O Sindicato Nacional do Ensino Superior (SNESUP) criticou nesta quarta-feira o reitor da Universidade de Trás-os-Montes e Alto Douro (UTAD) por se “vangloriar de tudo saber” sobre os docentes e alertou para um “clima de suspeição” naquela academia.

Através de um comunicado interno, divulgado nesta quarta-feira e ao qual a Lusa teve acesso, o reitor Emídio Gomes disse que em nenhum momento interferiu, ou interfere, com qualquer docente da UTAD, no que “respeita aos rigorosos princípios de liberdade, isenção e lealdade a todos eles, sem exceção”.

“Esta é uma prática de que me orgulho e todos sabem que a pratico”, afirmou.

A posição do sindicato foi tomada depois de declarações do reitor da academia transmontana, em 9 de Outubro, durante um evento na Faculdade de Economia da Universidade do Porto.

Na ocasião, e segundo cita o SNESUP, o reitor disse: “Eu quatro vezes por ano fecho-me com a totalidade dos meus núcleos de curso, à porta fechada, e com um “acordo confidencial” em que o que se passa lá não é usado como fonte. Eu sei tudo sobre meus professores! Já agora, eu antes de ser reitor da universidade, eu fiz uma amostra de 100% dos meus docentes do quadro da universidade. Eu sei exatamente o que cada um deles faz, como está, quando faltam às aulas, quando trapaceiam com as aulas, quando não colocam os pés lá! Sei disso tudo sobre cada um com esse cuidado, conheço as fraquezas da minha própria instituição, no sentido de fortalecê-la”.

“O teor dessas declarações lança um clima de suspeição relativo à atuação dos professores da UTAD, que não é de todo admissível”, frisou o SNESUP.

Ele acrescentou que o “recurso ao método alardeado pelo magnífico reitor da UTAD, de delação anônima em ambiente não institucional, não permite aos professores qualquer tipo de contraditório, lesando seus direitos e ofendendo sua dignidade pessoal e profissional”.

O sindicato garantiu que defende que as observações dos estudantes ao desempenho dos docentes são de enorme importância e devem ser tidas em conta, mas para tal, acrescentou, existem, em todas as instituições de ensino superior, e também na FORAinstrumentos validados para esse efeito.

Apelo a que Governo repudie declarações

Para o SNESUP, as declarações do reitor revelam “que existe na UTAD uma cultura do medo e da prepotência”, e pediu “à comunidade acadêmica da UTAD, ao seu Conselho Geral e ao Ministério da Educação, Ciência e Inovação que repudiem esse tipo de práticas não conformes com o estado democrático de direito”.

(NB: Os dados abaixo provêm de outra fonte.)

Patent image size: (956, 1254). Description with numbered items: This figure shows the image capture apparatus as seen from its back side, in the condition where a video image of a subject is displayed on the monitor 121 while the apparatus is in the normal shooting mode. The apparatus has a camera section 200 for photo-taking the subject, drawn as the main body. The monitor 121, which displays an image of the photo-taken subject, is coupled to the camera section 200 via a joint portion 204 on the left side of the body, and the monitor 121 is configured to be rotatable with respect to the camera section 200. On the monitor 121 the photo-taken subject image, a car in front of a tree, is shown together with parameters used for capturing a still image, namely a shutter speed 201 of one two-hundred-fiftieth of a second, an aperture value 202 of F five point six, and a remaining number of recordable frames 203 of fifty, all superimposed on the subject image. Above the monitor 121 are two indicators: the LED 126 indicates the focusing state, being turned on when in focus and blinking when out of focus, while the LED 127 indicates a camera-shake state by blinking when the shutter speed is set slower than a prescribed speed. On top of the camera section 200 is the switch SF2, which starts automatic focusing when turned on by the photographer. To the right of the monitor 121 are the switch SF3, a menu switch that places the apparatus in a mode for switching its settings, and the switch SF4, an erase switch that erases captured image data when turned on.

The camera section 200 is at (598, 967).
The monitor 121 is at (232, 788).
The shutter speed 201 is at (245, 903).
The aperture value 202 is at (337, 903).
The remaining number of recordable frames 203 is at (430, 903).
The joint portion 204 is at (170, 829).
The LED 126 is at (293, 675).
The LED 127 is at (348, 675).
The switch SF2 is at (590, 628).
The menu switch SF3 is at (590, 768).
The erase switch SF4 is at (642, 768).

A Lusa tentou ouvir o reitor, que optou por não reagir publicamente.

No entanto, na comunicação interna, Emídio Gomes disse que sua intervenção, na Universidade do Porto, aconteceu na resposta a uma pergunta feita pelos estudantes sobre sua participação efetiva na avaliação dos modelos pedagógicos, nomeadamente dos professores.

“A realização regular de reuniões do reitor com os núcleos de estudantes é uma prática pública, saudável, já que são eles o nosso maior foco, sempre assumida de forma transparente perante a academia. Nestas reuniões são analisados diversos aspectos do funcionamento geral da UTAD e dos Serviços de Ação Social (SASUTAD), incluindo as unidades curriculares da vasta oferta formativa”, escreveu ainda.

Emídio Gomes acrescentou: “É óbvio que sempre que são reportadas ocorrências de práticas pedagógicas indevidas, mesmo que pontuais, é meu dever dar cumprimento escrupuloso ao direito de reserva e confidencialidade, nunca sendo a informação usada diretamente pelo reitor, constituindo este um princípio fundamental” .

E, por fim, ressaltou que continuará “ouvindo os estudantes da UTAD, como parte fundamental dos interesses da instituição”, e que “não será uma minoria que mudará essa prática de importância elementar”.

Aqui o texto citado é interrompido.